Assessment is a systematic inquiry process that informs decision-making about programs, services, and operations. Practical implementation of assessment can range from very informal observations to formal surveys and other information-gathering techniques. While methodology is important, what is more important is that you are capturing the kind of information you need to guide your decisions about your work.
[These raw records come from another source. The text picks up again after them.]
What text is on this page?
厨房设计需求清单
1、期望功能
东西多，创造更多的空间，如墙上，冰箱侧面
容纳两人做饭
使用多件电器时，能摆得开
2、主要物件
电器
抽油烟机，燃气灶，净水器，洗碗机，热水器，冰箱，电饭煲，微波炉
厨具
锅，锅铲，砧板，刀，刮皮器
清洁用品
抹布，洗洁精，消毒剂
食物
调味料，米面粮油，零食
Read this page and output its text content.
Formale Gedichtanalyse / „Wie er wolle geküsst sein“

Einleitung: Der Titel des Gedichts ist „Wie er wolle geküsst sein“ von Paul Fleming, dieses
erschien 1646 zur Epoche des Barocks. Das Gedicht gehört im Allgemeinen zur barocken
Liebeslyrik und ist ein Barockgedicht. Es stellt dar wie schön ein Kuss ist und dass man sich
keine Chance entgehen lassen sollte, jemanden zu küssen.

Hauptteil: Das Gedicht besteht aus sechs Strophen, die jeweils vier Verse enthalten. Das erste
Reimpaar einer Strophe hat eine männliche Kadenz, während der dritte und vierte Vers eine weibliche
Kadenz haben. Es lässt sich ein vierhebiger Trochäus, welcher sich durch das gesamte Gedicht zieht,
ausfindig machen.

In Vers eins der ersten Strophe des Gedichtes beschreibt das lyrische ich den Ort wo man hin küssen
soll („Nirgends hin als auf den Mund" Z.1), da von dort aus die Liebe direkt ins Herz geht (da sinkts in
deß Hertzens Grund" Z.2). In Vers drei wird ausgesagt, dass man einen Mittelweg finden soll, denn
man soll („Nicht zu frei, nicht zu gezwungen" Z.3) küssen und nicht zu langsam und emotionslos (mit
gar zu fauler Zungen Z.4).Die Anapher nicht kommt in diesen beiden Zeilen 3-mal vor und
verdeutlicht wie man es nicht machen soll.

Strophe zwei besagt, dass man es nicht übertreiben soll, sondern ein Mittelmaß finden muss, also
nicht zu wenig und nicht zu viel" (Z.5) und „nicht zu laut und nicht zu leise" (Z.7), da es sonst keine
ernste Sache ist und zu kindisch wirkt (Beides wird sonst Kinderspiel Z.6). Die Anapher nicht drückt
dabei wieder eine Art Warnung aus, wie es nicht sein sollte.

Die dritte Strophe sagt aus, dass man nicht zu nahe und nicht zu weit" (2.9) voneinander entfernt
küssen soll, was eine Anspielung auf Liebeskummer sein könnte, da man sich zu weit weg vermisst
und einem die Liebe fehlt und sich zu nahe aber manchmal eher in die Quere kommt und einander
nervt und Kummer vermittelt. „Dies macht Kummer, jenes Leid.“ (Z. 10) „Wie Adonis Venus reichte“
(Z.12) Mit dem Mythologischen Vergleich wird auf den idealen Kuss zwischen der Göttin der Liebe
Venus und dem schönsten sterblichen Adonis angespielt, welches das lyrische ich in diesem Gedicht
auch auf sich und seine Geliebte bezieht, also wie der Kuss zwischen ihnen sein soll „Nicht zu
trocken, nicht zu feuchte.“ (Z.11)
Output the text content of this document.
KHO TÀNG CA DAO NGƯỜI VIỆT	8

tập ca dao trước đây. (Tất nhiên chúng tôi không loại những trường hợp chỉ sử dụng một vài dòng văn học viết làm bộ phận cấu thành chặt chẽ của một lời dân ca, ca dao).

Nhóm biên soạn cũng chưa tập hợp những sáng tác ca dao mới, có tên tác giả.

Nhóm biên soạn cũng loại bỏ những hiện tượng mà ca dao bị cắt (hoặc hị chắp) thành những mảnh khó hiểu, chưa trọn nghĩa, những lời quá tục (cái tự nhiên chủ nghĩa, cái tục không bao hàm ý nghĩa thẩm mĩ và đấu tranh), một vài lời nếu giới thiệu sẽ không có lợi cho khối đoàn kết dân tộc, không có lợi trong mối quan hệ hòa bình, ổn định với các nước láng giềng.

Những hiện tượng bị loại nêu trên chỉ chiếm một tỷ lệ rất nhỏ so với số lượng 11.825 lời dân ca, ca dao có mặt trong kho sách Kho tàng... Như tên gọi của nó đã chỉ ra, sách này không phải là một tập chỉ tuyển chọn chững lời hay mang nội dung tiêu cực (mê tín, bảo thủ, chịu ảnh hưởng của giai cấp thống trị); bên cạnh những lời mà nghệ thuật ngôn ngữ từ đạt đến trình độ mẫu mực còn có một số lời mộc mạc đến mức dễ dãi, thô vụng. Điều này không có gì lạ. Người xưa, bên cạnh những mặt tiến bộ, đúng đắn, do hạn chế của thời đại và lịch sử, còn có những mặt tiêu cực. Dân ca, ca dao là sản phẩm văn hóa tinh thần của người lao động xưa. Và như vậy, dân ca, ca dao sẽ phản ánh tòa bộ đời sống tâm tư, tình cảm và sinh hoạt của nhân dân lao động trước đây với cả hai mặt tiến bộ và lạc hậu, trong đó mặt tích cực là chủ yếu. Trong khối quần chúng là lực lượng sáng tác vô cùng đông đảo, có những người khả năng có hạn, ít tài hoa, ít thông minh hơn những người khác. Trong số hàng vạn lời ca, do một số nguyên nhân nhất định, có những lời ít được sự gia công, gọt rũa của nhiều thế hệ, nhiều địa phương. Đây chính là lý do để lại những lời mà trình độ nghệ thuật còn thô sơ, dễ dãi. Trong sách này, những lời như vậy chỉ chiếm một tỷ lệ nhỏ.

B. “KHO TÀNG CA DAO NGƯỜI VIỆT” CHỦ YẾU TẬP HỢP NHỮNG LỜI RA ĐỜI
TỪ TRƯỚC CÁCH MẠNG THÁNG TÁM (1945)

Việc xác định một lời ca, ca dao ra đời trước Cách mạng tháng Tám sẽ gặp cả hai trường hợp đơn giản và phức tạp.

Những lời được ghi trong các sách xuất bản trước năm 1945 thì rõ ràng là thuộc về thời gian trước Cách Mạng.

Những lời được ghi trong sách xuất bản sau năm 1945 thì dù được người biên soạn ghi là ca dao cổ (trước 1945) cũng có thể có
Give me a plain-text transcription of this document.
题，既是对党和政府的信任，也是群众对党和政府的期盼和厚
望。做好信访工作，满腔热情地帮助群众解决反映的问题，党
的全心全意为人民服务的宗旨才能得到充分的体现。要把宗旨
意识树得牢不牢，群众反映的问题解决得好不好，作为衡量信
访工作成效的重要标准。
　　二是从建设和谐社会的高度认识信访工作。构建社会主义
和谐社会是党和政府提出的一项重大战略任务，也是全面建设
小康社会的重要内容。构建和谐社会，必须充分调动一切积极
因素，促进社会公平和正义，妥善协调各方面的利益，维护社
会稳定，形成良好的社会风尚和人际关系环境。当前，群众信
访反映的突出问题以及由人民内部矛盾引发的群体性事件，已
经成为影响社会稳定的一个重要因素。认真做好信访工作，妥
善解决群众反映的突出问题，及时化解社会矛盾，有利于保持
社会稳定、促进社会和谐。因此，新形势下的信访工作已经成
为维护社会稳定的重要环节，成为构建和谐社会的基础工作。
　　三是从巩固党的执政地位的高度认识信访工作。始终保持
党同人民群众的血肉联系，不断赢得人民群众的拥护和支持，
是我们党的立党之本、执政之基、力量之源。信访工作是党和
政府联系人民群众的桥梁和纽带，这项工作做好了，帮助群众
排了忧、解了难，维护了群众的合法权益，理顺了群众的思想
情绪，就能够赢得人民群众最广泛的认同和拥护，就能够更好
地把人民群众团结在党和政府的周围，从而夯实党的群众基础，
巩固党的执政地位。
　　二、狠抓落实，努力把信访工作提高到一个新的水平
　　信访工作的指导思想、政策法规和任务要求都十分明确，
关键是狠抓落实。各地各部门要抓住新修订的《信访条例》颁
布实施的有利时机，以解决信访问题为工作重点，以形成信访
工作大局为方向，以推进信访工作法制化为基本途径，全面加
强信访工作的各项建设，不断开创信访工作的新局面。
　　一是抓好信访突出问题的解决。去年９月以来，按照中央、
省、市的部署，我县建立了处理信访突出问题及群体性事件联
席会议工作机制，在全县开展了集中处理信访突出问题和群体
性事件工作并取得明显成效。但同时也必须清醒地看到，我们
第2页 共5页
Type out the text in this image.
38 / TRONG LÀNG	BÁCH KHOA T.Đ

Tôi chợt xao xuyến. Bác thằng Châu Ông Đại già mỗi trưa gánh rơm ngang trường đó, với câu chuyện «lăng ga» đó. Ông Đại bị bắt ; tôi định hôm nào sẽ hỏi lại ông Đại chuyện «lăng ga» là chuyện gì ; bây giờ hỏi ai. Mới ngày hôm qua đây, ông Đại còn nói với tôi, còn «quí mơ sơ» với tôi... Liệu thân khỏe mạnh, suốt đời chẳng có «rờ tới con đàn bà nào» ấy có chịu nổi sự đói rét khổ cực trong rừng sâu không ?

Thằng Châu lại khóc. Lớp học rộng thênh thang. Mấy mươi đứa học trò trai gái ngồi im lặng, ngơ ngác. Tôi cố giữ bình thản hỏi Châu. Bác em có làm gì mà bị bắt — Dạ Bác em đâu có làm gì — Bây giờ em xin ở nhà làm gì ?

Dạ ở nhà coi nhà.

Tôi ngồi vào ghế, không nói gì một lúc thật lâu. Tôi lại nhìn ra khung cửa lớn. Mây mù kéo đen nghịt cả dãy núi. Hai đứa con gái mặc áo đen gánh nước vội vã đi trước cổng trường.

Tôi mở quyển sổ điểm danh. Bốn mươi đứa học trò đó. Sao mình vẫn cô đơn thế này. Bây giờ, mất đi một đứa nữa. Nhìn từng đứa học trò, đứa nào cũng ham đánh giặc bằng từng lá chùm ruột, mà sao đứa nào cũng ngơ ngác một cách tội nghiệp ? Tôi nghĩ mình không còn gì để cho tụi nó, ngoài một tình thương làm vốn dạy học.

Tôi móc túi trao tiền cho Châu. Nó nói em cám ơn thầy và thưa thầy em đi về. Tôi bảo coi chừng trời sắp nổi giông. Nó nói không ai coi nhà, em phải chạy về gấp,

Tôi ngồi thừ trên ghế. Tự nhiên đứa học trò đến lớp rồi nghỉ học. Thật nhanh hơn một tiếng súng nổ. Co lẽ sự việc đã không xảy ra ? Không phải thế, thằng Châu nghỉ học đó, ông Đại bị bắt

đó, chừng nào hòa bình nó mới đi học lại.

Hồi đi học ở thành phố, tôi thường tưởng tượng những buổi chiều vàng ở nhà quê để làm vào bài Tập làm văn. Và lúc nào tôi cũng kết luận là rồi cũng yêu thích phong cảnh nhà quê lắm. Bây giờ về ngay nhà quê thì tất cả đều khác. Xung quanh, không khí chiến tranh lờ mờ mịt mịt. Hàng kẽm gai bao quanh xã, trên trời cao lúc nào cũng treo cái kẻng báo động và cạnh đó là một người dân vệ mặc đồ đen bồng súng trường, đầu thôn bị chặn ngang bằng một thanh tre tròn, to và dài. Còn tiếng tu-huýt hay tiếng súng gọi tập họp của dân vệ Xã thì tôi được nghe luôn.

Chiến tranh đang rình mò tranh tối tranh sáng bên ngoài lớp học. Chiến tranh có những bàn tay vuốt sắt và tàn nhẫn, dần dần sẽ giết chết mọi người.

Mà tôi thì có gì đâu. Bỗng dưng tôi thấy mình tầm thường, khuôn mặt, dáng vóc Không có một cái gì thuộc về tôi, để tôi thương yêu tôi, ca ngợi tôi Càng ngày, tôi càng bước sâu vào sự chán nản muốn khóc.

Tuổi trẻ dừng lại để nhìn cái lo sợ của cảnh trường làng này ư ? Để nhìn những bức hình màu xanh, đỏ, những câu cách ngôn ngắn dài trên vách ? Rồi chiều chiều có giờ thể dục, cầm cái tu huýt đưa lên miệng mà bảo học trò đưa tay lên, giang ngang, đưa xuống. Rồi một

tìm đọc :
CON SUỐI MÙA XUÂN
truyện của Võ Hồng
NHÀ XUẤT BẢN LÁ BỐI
Pam Shefman, Director of Assessment and Planning at the University of Houston, reminds us that assessment is a tool not a task. For most of us, this is already true: because we are naturally curious and strive for excellence, we seek information to help us understand whether we are achieving our goals. What is missing for some of us, though, is a systematic approach to collecting and using information to guide our decisions, including documenting those decisions. Below is a depiction of the cycle of assessment by Dr. Robert Aaron at The Ohio State University:

The purpose of assessment is to make improvements in programs, services, and operations and NOT to justify work or hold staff accountable. There may be times, however, when the results of assessment indicate that a program, service, or operation may no longer lead to the goals we have set. In that case, significant program change or elimination should result. The focus of assessment should always be “the reconsideration of policy and practice with the goal of improvement.” (Schuh, & Upcraft, 2000, p. 21).


  • Schuh, J.H., & Upcraft, M. L. (2000). Assessment politics. About Campus, 5(4), 2000.